Freedman’s view of Hesse is such that he would find some of the foregoing remarks as peculiar as I find his allegation that the novels of Hesse’s great forebear, the eighteenth-century novelist Jean Paul Richter, were “often written” in Franconian dialect. Admirably, and loyally, he traces out the maze of Hesse’s movements during the 1920s and 1930s. He portrays the monstrously attractive old Casa Camuzzi in the Ticino where Hesse had an apartment from 1919 onward, until his friends Hans and Elsy Bodmer enabled him to settle in his own house in Montagnola (1931). There were readings and lecture tours, spells in spas, as Hesse’s afflictions multiplied (gout, sciatica, arthritis, toothache, eyeache, frequent influenza). As his interests radiated more and more to the Far East, especially China, his writings also proved attractive to some distinguished contemporary writers, such as Thomas Mann, who still found him controversial, even if his vocabulary was still romantically soft-edged.

Yet for all his eminence Hesse was always in trouble, almost as if he had to fabricate troubles in order to test himself against them—to justify himself. His existence was also fortunate in many ways, not one-sidedly ill-starred in the way that Kafka’s was. Hesse became a Swiss citizen in 1924, but his income depended on royalties from Germany (hence, later, his relief when the Nazis did not ban his books). He wrote narratives, but they were neither realistic nor mythocentric—the main modes of new German fiction in the 1930s. He married Ruth Wenger, with her cat, doggy, and parrot—but saw precious little of her after two months of cohabitation. He lived for a time in Zürich, grindingly sick, and then learned to dance the shimmy, drank heavily for and to the joys of carnival, and had long nocturnal talks with J.B. Lang (“sharing depressions”). Even before he was fifty he felt he was dying of old age.

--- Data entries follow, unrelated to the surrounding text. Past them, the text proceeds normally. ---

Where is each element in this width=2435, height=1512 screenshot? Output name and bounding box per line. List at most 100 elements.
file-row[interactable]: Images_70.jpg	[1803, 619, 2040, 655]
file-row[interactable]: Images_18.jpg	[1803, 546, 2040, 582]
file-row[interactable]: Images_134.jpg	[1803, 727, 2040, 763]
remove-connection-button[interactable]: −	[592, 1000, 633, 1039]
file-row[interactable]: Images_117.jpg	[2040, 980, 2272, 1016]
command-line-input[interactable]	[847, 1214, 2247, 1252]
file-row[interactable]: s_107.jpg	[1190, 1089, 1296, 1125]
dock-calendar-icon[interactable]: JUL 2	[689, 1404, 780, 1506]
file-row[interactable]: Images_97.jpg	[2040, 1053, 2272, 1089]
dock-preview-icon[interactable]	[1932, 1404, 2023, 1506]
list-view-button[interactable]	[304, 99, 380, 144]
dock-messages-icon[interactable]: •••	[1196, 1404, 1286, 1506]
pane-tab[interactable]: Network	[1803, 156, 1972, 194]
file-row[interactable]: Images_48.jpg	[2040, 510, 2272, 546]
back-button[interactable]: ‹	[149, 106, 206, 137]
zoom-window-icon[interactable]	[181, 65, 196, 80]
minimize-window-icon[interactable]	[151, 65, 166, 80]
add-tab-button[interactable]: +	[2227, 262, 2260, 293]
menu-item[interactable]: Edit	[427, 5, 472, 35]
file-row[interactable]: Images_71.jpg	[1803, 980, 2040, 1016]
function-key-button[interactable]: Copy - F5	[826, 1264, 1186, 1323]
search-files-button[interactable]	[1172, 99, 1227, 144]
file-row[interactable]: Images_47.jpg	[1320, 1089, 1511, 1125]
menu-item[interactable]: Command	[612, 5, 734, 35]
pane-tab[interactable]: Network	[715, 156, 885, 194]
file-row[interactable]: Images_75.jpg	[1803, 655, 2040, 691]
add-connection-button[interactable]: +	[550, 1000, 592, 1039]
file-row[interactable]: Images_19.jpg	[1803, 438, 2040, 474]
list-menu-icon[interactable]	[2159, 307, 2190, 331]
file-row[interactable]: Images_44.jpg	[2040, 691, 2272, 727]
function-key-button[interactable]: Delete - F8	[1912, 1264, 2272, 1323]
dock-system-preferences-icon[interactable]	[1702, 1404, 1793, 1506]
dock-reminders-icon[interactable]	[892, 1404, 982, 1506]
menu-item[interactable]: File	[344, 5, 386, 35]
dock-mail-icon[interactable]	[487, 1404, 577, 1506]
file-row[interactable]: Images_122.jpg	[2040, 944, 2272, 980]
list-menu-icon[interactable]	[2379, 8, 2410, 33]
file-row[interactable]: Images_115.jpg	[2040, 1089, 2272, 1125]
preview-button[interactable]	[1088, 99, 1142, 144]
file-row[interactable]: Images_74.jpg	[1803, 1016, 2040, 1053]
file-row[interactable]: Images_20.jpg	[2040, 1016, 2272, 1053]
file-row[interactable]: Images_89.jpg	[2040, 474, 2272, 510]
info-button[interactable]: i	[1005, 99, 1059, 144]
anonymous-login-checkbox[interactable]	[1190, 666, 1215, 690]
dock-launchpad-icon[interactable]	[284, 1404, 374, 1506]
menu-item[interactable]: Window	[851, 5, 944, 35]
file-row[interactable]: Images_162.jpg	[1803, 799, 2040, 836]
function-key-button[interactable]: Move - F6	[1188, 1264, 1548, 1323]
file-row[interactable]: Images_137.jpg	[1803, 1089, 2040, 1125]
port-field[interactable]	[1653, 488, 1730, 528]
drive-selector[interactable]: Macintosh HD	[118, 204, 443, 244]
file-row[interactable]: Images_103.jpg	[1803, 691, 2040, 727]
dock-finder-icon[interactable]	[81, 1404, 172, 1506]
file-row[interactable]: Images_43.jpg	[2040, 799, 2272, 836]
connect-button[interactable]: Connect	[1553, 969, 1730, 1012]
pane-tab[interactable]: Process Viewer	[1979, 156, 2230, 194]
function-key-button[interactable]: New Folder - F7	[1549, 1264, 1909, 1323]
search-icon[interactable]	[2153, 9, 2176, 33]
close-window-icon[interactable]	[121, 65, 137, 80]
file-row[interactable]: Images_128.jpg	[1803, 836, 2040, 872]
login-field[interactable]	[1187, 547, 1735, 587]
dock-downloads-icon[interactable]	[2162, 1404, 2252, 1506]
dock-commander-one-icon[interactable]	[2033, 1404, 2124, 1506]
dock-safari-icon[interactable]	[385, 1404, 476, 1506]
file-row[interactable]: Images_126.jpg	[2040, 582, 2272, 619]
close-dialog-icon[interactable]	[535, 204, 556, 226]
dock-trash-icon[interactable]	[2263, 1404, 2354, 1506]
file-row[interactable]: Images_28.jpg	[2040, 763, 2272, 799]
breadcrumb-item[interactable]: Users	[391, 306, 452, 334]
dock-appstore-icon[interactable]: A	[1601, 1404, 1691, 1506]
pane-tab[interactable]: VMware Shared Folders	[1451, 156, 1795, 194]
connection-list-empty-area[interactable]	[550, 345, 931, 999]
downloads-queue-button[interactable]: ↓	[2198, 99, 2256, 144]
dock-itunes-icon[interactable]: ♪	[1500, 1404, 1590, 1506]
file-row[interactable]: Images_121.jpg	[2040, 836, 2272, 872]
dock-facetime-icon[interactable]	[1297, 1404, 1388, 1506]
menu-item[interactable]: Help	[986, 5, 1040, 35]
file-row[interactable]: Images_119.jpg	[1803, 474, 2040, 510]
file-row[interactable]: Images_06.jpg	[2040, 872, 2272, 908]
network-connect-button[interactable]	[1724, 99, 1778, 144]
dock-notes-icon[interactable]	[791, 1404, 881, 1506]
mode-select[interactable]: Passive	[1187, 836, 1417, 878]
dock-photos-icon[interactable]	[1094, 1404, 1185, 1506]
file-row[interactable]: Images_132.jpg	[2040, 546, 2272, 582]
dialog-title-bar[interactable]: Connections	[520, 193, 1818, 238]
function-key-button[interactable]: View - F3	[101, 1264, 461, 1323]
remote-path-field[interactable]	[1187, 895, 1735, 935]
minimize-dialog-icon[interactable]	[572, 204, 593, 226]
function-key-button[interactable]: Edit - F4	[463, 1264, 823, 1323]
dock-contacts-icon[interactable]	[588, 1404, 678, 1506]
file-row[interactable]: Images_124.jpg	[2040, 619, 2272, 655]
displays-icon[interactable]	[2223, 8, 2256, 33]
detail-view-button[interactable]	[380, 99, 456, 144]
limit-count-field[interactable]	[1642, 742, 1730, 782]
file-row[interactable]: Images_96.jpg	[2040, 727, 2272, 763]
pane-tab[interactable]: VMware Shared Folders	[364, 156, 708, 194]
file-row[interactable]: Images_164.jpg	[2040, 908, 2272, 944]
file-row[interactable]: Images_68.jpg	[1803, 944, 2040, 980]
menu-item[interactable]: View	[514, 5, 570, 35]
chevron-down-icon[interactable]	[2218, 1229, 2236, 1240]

Though tending to passivity, he was too contemplative to be simply sensual, and his cerebral sensualism, being rather low-powered, shocked only fools and prudes. If not a practical man, he had a sharp sense for money. If not a sensual man, his imago of the artist was otherwise: the erotocentric vital vagrant, exposed to all the joys and horrors, wasting his substance in unreflected life, then incubating experience and hatching it in an essential, abundant, ravishing image that transcends all sense and all intellect—a curiously philistine, or at best romantic notion. Although he was basically a confessional writer, his self-revelations are (to us now, it must be said) mostly moderated by a discretion which used to be the mark of civilized persons. Hesse never was the sort of untamed self-eviscerator whom Henry Miller and Timothy Leary thought they were shepherding into the scene when they praised him.